Health workers in Oyo State, Nigeria begin seven-day strike

Workers in the hospitals of Oyo State, Nigeria began a seven-day strike on March 4. They are members of the Nigerian Union of Allied Health Professionals (NUAHP).

Their long outstanding demands include implementation of the new national hazard allowance, promotions for those who are qualified, the reintroduction of call duty allowance for dental therapists and recruitment of more health workers to fill posts left vacant by leavers and retirees.

Municipal workers in Durban strike over pay disparity

Hundreds of municipal workers from eThekwini municipality took strike action last week over wage disparity. The workers claim municipal workers in other provinces earn R3,900 a month more than those in eThekwini.

Hundreds of members of the South African Municipal Workers’ Union (SAMWU) marched through central Durban. The strike has continued in certain areas despite Durban High Court granting an interdict against the illegal strike.
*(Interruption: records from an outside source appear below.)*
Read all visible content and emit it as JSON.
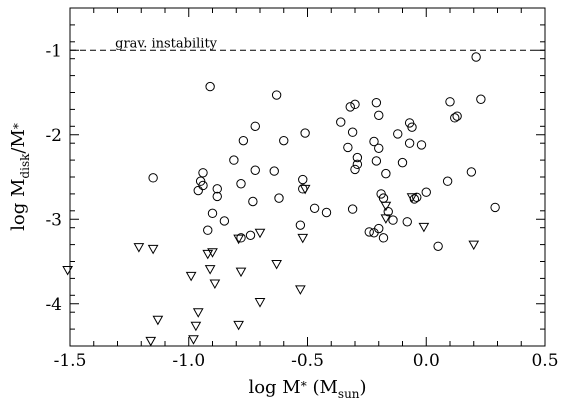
{
  "chart_data": {
    "type": "scatter",
    "title": "",
    "xlabel": {
      "main": "log M",
      "sub": "*",
      "unit_open": " (M",
      "unit_sub": "sun",
      "unit_close": ")"
    },
    "ylabel": {
      "main": "log M",
      "sub": "disk",
      "rest": "/M",
      "sub2": "*"
    },
    "xlim": [
      -1.5,
      0.5
    ],
    "ylim": [
      -4.5,
      -0.5
    ],
    "xticks": [
      -1.5,
      -1.0,
      -0.5,
      0.0,
      0.5
    ],
    "xtick_labels": [
      "-1.5",
      "-1.0",
      "-0.5",
      "0.0",
      "0.5"
    ],
    "yticks": [
      -4,
      -3,
      -2,
      -1
    ],
    "ytick_labels": [
      "-4",
      "-3",
      "-2",
      "-1"
    ],
    "grid": false,
    "reference_line": {
      "y": -1,
      "label": "grav. instability",
      "style": "dashed"
    },
    "series": [
      {
        "marker": "circle",
        "points": [
          [
            -1.15,
            -2.51
          ],
          [
            -0.91,
            -1.43
          ],
          [
            -0.96,
            -2.66
          ],
          [
            -0.95,
            -2.55
          ],
          [
            -0.94,
            -2.45
          ],
          [
            -0.94,
            -2.6
          ],
          [
            -0.88,
            -2.64
          ],
          [
            -0.88,
            -2.73
          ],
          [
            -0.9,
            -2.93
          ],
          [
            -0.85,
            -3.02
          ],
          [
            -0.92,
            -3.13
          ],
          [
            -0.77,
            -2.07
          ],
          [
            -0.81,
            -2.3
          ],
          [
            -0.72,
            -1.9
          ],
          [
            -0.78,
            -2.58
          ],
          [
            -0.73,
            -2.79
          ],
          [
            -0.72,
            -2.42
          ],
          [
            -0.78,
            -3.22
          ],
          [
            -0.74,
            -3.19
          ],
          [
            -0.63,
            -1.53
          ],
          [
            -0.6,
            -2.07
          ],
          [
            -0.64,
            -2.43
          ],
          [
            -0.62,
            -2.75
          ],
          [
            -0.51,
            -1.98
          ],
          [
            -0.52,
            -2.53
          ],
          [
            -0.52,
            -2.64
          ],
          [
            -0.47,
            -2.87
          ],
          [
            -0.53,
            -3.07
          ],
          [
            -0.42,
            -2.92
          ],
          [
            -0.36,
            -1.85
          ],
          [
            -0.32,
            -1.67
          ],
          [
            -0.3,
            -1.64
          ],
          [
            -0.31,
            -1.97
          ],
          [
            -0.33,
            -2.15
          ],
          [
            -0.29,
            -2.27
          ],
          [
            -0.29,
            -2.35
          ],
          [
            -0.3,
            -2.41
          ],
          [
            -0.31,
            -2.88
          ],
          [
            -0.21,
            -1.62
          ],
          [
            -0.2,
            -1.77
          ],
          [
            -0.22,
            -2.08
          ],
          [
            -0.2,
            -2.16
          ],
          [
            -0.21,
            -2.31
          ],
          [
            -0.17,
            -2.46
          ],
          [
            -0.19,
            -2.7
          ],
          [
            -0.18,
            -2.75
          ],
          [
            -0.16,
            -2.91
          ],
          [
            -0.14,
            -3.01
          ],
          [
            -0.2,
            -3.11
          ],
          [
            -0.24,
            -3.15
          ],
          [
            -0.22,
            -3.16
          ],
          [
            -0.18,
            -3.22
          ],
          [
            -0.12,
            -1.99
          ],
          [
            -0.1,
            -2.33
          ],
          [
            -0.07,
            -1.86
          ],
          [
            -0.06,
            -1.91
          ],
          [
            -0.07,
            -2.1
          ],
          [
            -0.04,
            -2.74
          ],
          [
            -0.08,
            -3.03
          ],
          [
            -0.02,
            -2.12
          ],
          [
            0.0,
            -2.68
          ],
          [
            0.05,
            -3.32
          ],
          [
            0.1,
            -1.61
          ],
          [
            0.12,
            -1.8
          ],
          [
            0.13,
            -1.78
          ],
          [
            0.09,
            -2.55
          ],
          [
            0.21,
            -1.08
          ],
          [
            0.23,
            -1.58
          ],
          [
            0.19,
            -2.44
          ],
          [
            0.29,
            -2.86
          ],
          [
            -0.05,
            -2.76
          ]
        ]
      },
      {
        "marker": "triangle-down",
        "points": [
          [
            -1.51,
            -3.6
          ],
          [
            -1.21,
            -3.33
          ],
          [
            -1.15,
            -3.35
          ],
          [
            -1.13,
            -4.19
          ],
          [
            -1.16,
            -4.44
          ],
          [
            -0.99,
            -3.67
          ],
          [
            -0.92,
            -3.41
          ],
          [
            -0.9,
            -3.39
          ],
          [
            -0.91,
            -3.59
          ],
          [
            -0.89,
            -3.76
          ],
          [
            -0.96,
            -4.1
          ],
          [
            -0.97,
            -4.26
          ],
          [
            -0.98,
            -4.42
          ],
          [
            -0.79,
            -3.23
          ],
          [
            -0.7,
            -3.16
          ],
          [
            -0.78,
            -3.62
          ],
          [
            -0.7,
            -3.98
          ],
          [
            -0.79,
            -4.25
          ],
          [
            -0.63,
            -3.53
          ],
          [
            -0.51,
            -2.64
          ],
          [
            -0.52,
            -3.22
          ],
          [
            -0.53,
            -3.83
          ],
          [
            -0.17,
            -2.84
          ],
          [
            -0.17,
            -2.99
          ],
          [
            -0.06,
            -2.74
          ],
          [
            -0.01,
            -3.09
          ],
          [
            0.2,
            -3.3
          ]
        ]
      }
    ]
  }
}
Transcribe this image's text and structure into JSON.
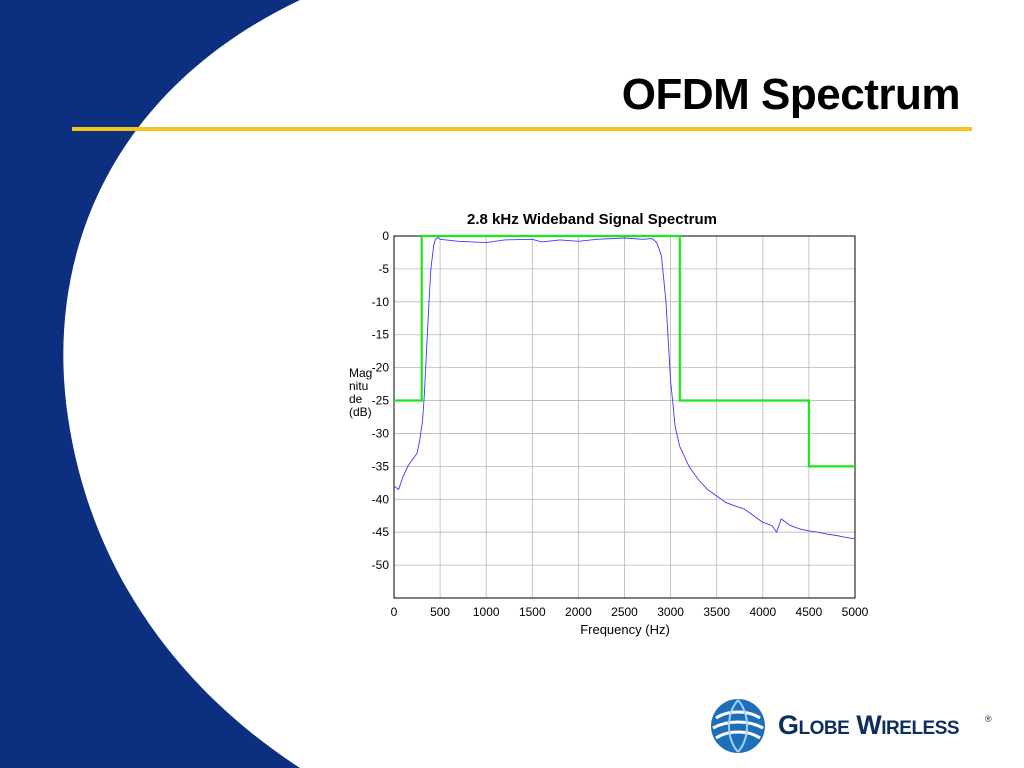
{
  "slide": {
    "title": "OFDM Spectrum",
    "colors": {
      "background_blue": "#0d2f7f",
      "rule_yellow": "#f2c51c"
    }
  },
  "logo": {
    "text": "Globe Wireless",
    "reg_mark": "®",
    "icon": "globe-icon"
  },
  "chart_data": {
    "type": "line",
    "title": "2.8 kHz Wideband Signal Spectrum",
    "xlabel": "Frequency (Hz)",
    "ylabel": "Magnitude (dB)",
    "xlim": [
      0,
      5000
    ],
    "ylim": [
      -55,
      0
    ],
    "xticks": [
      0,
      500,
      1000,
      1500,
      2000,
      2500,
      3000,
      3500,
      4000,
      4500,
      5000
    ],
    "yticks": [
      0,
      -5,
      -10,
      -15,
      -20,
      -25,
      -30,
      -35,
      -40,
      -45,
      -50
    ],
    "grid": true,
    "series": [
      {
        "color": "#3a3aff",
        "x": [
          0,
          50,
          100,
          150,
          200,
          250,
          280,
          310,
          330,
          350,
          380,
          400,
          430,
          450,
          480,
          500,
          700,
          1000,
          1200,
          1500,
          1600,
          1800,
          2000,
          2200,
          2500,
          2700,
          2800,
          2850,
          2900,
          2950,
          3000,
          3050,
          3100,
          3200,
          3300,
          3400,
          3500,
          3600,
          3700,
          3800,
          3900,
          4000,
          4100,
          4150,
          4200,
          4300,
          4400,
          4500,
          4600,
          4700,
          4800,
          4900,
          5000
        ],
        "y": [
          -38,
          -38.5,
          -36.5,
          -35,
          -34,
          -33,
          -31,
          -28,
          -24,
          -18,
          -10,
          -5,
          -1.5,
          -0.5,
          -0.2,
          -0.5,
          -0.8,
          -1,
          -0.6,
          -0.5,
          -0.9,
          -0.6,
          -0.8,
          -0.5,
          -0.3,
          -0.5,
          -0.4,
          -1,
          -3,
          -10,
          -22,
          -29,
          -32,
          -35,
          -37,
          -38.5,
          -39.5,
          -40.5,
          -41,
          -41.5,
          -42.5,
          -43.5,
          -44,
          -45,
          -43,
          -44,
          -44.5,
          -44.8,
          -45,
          -45.3,
          -45.5,
          -45.8,
          -46
        ]
      },
      {
        "color": "#1ee61e",
        "x": [
          0,
          300,
          300,
          3100,
          3100,
          4500,
          4500,
          5000
        ],
        "y": [
          -25,
          -25,
          0,
          0,
          -25,
          -25,
          -35,
          -35
        ]
      }
    ]
  }
}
Workers from the Durban Solid Waste unit, the Cleansing and Solid Waste Unit garden refuse site services, have been active in the protests.

News reports stated that most roads in Durban were inaccessible due to the protests. Refuse workers barricaded roads and burned tyres.

Thirteen workers were arrested at the weekend for damage to infrastructure and property. The KwaZulu-Natal premier Nomusa Dube-Ncube has promised a crackdown, with increased police and security guards at sites across Durban.

Water workers on strike in Johannesburg

Johannesburg Water workers took strike action last week over pay docked for a sit-in last year. A number of areas were struggling with low water pressure or no water as leaks were not fixed due to the strike.